For some biological, psychological, or socio-environmental reasons, some adult males have no interest in making love or having sexual intercourse. These people do not feel arousal sensations or fantasies about performing sexual activities. If such problems are occasional and not pervasive, then it could be normal, but if they are frequent and regular, then it leads to male hypoactive sexual desire disorder. It can also be associated with erectile or ejaculatory problems.
Male hypoactive sexual desire disorder (MHSDD) is diagnosed when a male lacks sexual interest, sexual thoughts, and fantasies for at least 6 months. Due to this lack of desire, men with MHSDD are often distressed and have wounded cognitive processes, which often lead to depression and anxiety. Men at their older age are three times more liable to be diagnosed than men at a younger age. This disorder varies in terms of prevalence; men with MHSDD may have persistent or lifelong symptoms. In an earlier edition of DSM-IV, it was a non-specific gender disorder. However, now been given a different name as a specific gender disorder. This was due to various reasons for sexual arousal for both men and women. Other than that, to diagnose MHSDD, it was a compulsion to have a persistent or continuous lack of desire for sexual activity, which is now not a criterion for MHSDD in DSM-V. The low desire for the sexual activity must be present for at least six months before the diagnosis can be granted.
Considerably epidemiology studies state that it has not yet examined full-blown criteria for MHSDD. Researchers are still studying this disorder to explain its prevalence rates adequately. Few questions have not been managed to be asked accurately to men having MHSDD. Researchers are not yet sure about its persistence of six months and whether psychological distress is attending or not. It was found that the underlying disorder had been estimated more in Asian men than in European men (0.7%–81.4 vs. 0%–65.5%).

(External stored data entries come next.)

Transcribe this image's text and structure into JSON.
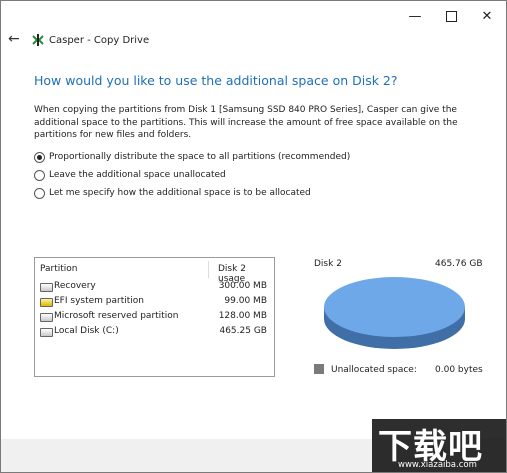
{
  "window": {
    "app_name": "Casper",
    "page_title": "Copy Drive",
    "title_separator": " - ",
    "minimize_glyph": "—",
    "close_glyph": "✕"
  },
  "nav": {
    "back_glyph": "←"
  },
  "heading": "How would you like to use the additional space on Disk 2?",
  "description": "When copying the partitions from Disk 1 [Samsung SSD 840 PRO Series], Casper can give the additional space to the partitions. This will increase the amount of free space available on the partitions for new files and folders.",
  "options": [
    {
      "label": "Proportionally distribute the space to all partitions (recommended)",
      "checked": true
    },
    {
      "label": "Leave the additional space unallocated",
      "checked": false
    },
    {
      "label": "Let me specify how the additional space is to be allocated",
      "checked": false
    }
  ],
  "partition_table": {
    "col_partition": "Partition",
    "col_usage": "Disk 2 usage",
    "rows": [
      {
        "name": "Recovery",
        "size": "300.00 MB",
        "icon": "drive-icon"
      },
      {
        "name": "EFI system partition",
        "size": "99.00 MB",
        "icon": "efi-drive-icon"
      },
      {
        "name": "Microsoft reserved partition",
        "size": "128.00 MB",
        "icon": "drive-icon"
      },
      {
        "name": "Local Disk (C:)",
        "size": "465.25 GB",
        "icon": "drive-icon"
      }
    ]
  },
  "disk": {
    "label": "Disk 2",
    "size": "465.76 GB",
    "unallocated_label": "Unallocated space:",
    "unallocated_value": "0.00 bytes",
    "pie_color": "#6fa8e8",
    "pie_side_color": "#3f6fa6",
    "unallocated_color": "#7b7b7b"
  },
  "watermark": {
    "text": "下载吧",
    "url": "www.xiazaiba.com"
  }
}
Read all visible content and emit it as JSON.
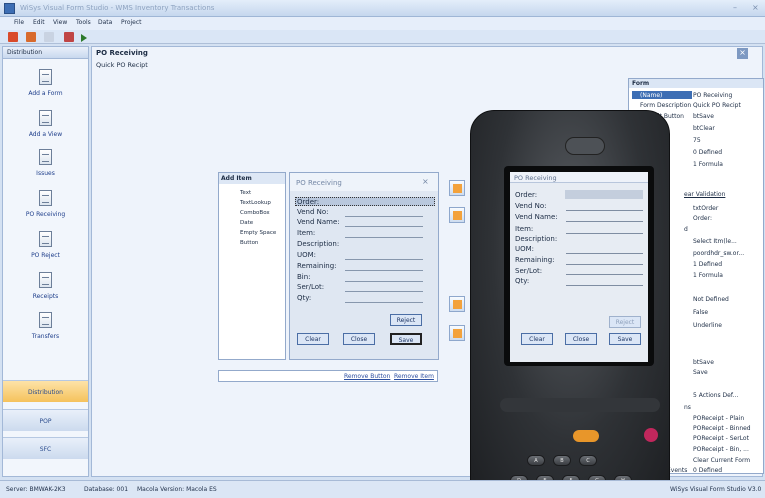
{
  "app": {
    "title": "WiSys Visual Form Studio - WMS Inventory Transactions"
  },
  "menu": [
    "File",
    "Edit",
    "View",
    "Tools",
    "Data",
    "Project"
  ],
  "nav": {
    "header": "Distribution",
    "items": [
      "Add a Form",
      "Add a View",
      "Issues",
      "PO Receiving",
      "PO Reject",
      "Receipts",
      "Transfers"
    ],
    "sections": [
      "Distribution",
      "POP",
      "SFC"
    ]
  },
  "document": {
    "title": "PO Receiving",
    "subtitle": "Quick PO Recipt"
  },
  "add_item": {
    "title": "Add Item",
    "items": [
      "Text",
      "TextLookup",
      "ComboBox",
      "Date",
      "Empty Space",
      "Button"
    ]
  },
  "form_preview": {
    "title": "PO Receiving",
    "fields": [
      "Order:",
      "Vend No:",
      "Vend Name:",
      "Item:",
      "Description:",
      "UOM:",
      "Remaining:",
      "Bin:",
      "Ser/Lot:",
      "Qty:"
    ],
    "buttons": {
      "reject": "Reject",
      "clear": "Clear",
      "close": "Close",
      "save": "Save"
    }
  },
  "links": {
    "remove_button": "Remove Button",
    "remove_item": "Remove Item"
  },
  "device_screen": {
    "title": "PO Receiving",
    "fields": [
      "Order:",
      "Vend No:",
      "Vend Name:",
      "Item:",
      "Description:",
      "UOM:",
      "Remaining:",
      "Ser/Lot:",
      "Qty:"
    ],
    "buttons": {
      "reject": "Reject",
      "clear": "Clear",
      "close": "Close",
      "save": "Save"
    },
    "keys_row1": [
      "A",
      "B",
      "C"
    ],
    "keys_row2": [
      "D",
      "E",
      "F",
      "G",
      "H"
    ]
  },
  "properties": {
    "header": "Form",
    "rows": [
      {
        "name": "(Name)",
        "value": "PO Receiving"
      },
      {
        "name": "Form Description",
        "value": "Quick PO Recipt"
      },
      {
        "name": "Default Button",
        "value": "btSave"
      },
      {
        "name": "",
        "value": "btClear"
      },
      {
        "name": "",
        "value": "75"
      },
      {
        "name": "",
        "value": "0 Defined"
      },
      {
        "name": "",
        "value": "1 Formula"
      }
    ],
    "section2": "ear Validation",
    "rows2": [
      "txtOrder",
      "Order:"
    ],
    "section3": "d",
    "rows3": [
      "Select Itm(le...",
      "poordhdr_sw.or...",
      "1 Defined",
      "1 Formula"
    ],
    "rows4": [
      "Not Defined",
      "False",
      "Underline"
    ],
    "rows5": [
      "btSave",
      "Save"
    ],
    "rows6": [
      "5 Actions Def..."
    ],
    "section7": "ns",
    "rows7": [
      "POReceipt - Plain",
      "POReceipt - Binned",
      "POReceipt - SerLot",
      "POReceipt - Bin, ...",
      "Clear Current Form"
    ],
    "events_label": "Events",
    "events_value": "0 Defined"
  },
  "status": {
    "server": "Server: BMWAK-2K3",
    "database": "Database: 001",
    "version": "Macola Version: Macola ES",
    "product": "WiSys Visual Form Studio V3.0"
  },
  "colors": {
    "accent": "#3d6eb4",
    "nav_selected": "#f7c86a",
    "device": "#2f3236"
  }
}
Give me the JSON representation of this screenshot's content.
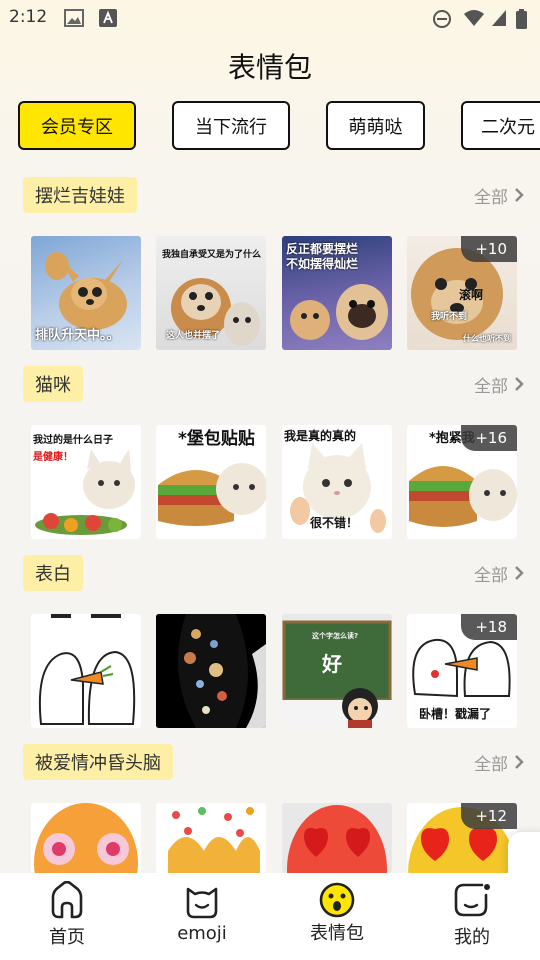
{
  "status": {
    "time": "2:12"
  },
  "page": {
    "title": "表情包"
  },
  "tabs": [
    {
      "label": "会员专区",
      "active": true
    },
    {
      "label": "当下流行",
      "active": false
    },
    {
      "label": "萌萌哒",
      "active": false
    },
    {
      "label": "二次元",
      "active": false
    }
  ],
  "more_label": "全部",
  "sections": [
    {
      "title": "摆烂吉娃娃",
      "thumbs": [
        {
          "caption": "排队升天中。。",
          "subject": "chihuahua-icon"
        },
        {
          "caption": "我独自承受又是为了什么",
          "caption2": "这人也并摆了",
          "subject": "chihuahua-icon"
        },
        {
          "caption": "反正都要摆烂\n不如摆得灿烂",
          "subject": "dog-icon"
        },
        {
          "caption": "滚啊",
          "caption2": "我听不到",
          "caption3": "什么也听不到",
          "badge": "+10",
          "subject": "chihuahua-icon"
        }
      ]
    },
    {
      "title": "猫咪",
      "thumbs": [
        {
          "caption": "我过的是什么日子",
          "caption2": "是健康！",
          "subject": "cat-icon"
        },
        {
          "caption": "*堡包贴贴",
          "subject": "cat-icon"
        },
        {
          "caption": "我是真的真的",
          "caption2": "很不错！",
          "subject": "cat-icon"
        },
        {
          "caption": "*抱紧我",
          "badge": "+16",
          "subject": "cat-icon"
        }
      ]
    },
    {
      "title": "表白",
      "thumbs": [
        {
          "caption": "",
          "subject": "bunny-icon"
        },
        {
          "caption": "",
          "subject": "planets-icon"
        },
        {
          "caption": "这个字怎么读?",
          "caption2": "好",
          "subject": "blackboard-icon"
        },
        {
          "caption": "卧槽！戳漏了",
          "badge": "+18",
          "subject": "bunny-icon"
        }
      ]
    },
    {
      "title": "被爱情冲昏头脑",
      "thumbs": [
        {
          "caption": "",
          "subject": "face-icon"
        },
        {
          "caption": "",
          "subject": "hearts-icon"
        },
        {
          "caption": "",
          "subject": "heart-eyes-icon"
        },
        {
          "caption": "",
          "badge": "+12",
          "subject": "heart-eyes-icon"
        }
      ]
    }
  ],
  "nav": [
    {
      "label": "首页",
      "icon": "home-icon"
    },
    {
      "label": "emoji",
      "icon": "cat-face-icon"
    },
    {
      "label": "表情包",
      "icon": "surprised-face-icon",
      "active": true
    },
    {
      "label": "我的",
      "icon": "profile-icon"
    }
  ],
  "colors": {
    "accent": "#ffe600",
    "section_title_bg": "#fdf0a6",
    "badge_bg": "#3c3c3c"
  }
}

This part of the topic will focus on the causes and consequences of low sexual interest in MHSDD. A few factors are tilted below
Biological factors − A decrease in sex hormone levels can decrease MHSDD. When androgen levels and testosterone levels are dropped in males, MHSDD is much more likely to occur, indicating a low desire for sexual activities. A syndrome named hypogonadism diminished functional activity of sex hormones (gonads), has been observed between 3-7% in younger males (30-69) and 18% in older males (above 70) in men when diagnosed with MHSDD. This relationship between age and low sexual desire hints that older men are more likely to be diagnosed with MHSDD. Surprisingly, men with hypothyroidism are at severe risk of fetching MSHDD as hypothyroidism is usually related to low levels of sexual desire. Other than this, varied intoxication of medications such as SSRIs, SNRIs, and antidepressants are responsible for provoking an intense passion for sex.
Psychological factors− One primary psychological factor that causes MHSDD is that society has heightened the role of men in sexual activity. Men are supposed to demonstrate pleasurable sex with their partners, and this creates psychological pressure on men and decreases their interest in sexual activity. Men engaged with a non-attractive partner and with zero commitments in their relationship are most likely to show low interest in sexual activity. Also, men with poor body posture and lack of early ejaculation may lose routine in sexual activity. Men with a history of psychiatric disorders are at a higher risk of MHSDD than men with zero mental health issues. It is said that psychological factors are more responsible for MHSDD rather than hormonal and biological factors, as psychological disturbance can lead to a significant risk of performing low in sexual activity, which directly decreases the level of desire to perform sex.
The treatment literature on low sexual desire in men is inadequate; however, specific treatments can be applied to MHSDD. Testosterone injections have helped increase the levels of testes to produce sufficient amounts of sperms which can cause a desire to perform sex. It is said that when prolactin is elevated, men are likelier to have a low desire for sex. With proper medications, prolactin levels can be controlled. Other than that, medications to control hypothyroidism in men act as a supplement to increase sexual desires.
Various psychotherapy is evident in MHSDD. As psychological causes are more that lead to MHSDD, proper therapies for the underlying disorder are very much helpful. One therapy is cognitive behavioral therapy (CBT) which focuses on emotion-centered and behavior strategies adapted to correct false cognitive dissonance. Cognitive-affective-behavioural (CAB) therapy also helps to modify the relationship with a partner through skill training and communication training. Along with this, the Good enough sex (GGS) model can help men to accept their underlying disorders and differences with their partners, which states that it is okay to perform at your optimum level during sex.
Male hypoactive sexual disorder is clustered under sexual dysfunction, which is a significant disorder and is now differentiated as a separate disorder. Earlier it was diagnosed as combined sexual dysfunction for males and females. It is now interpreted separately, which indicates a low desire for sexual activities, indicating significant distress in males. It leads to impairment in sexual desires and a lack of arousal in carrying out the sex. Causal factors that lead to MHSDD focus more on psychological factors where psychotherapy can put an end to reconstructing and impaired cognitive thoughts.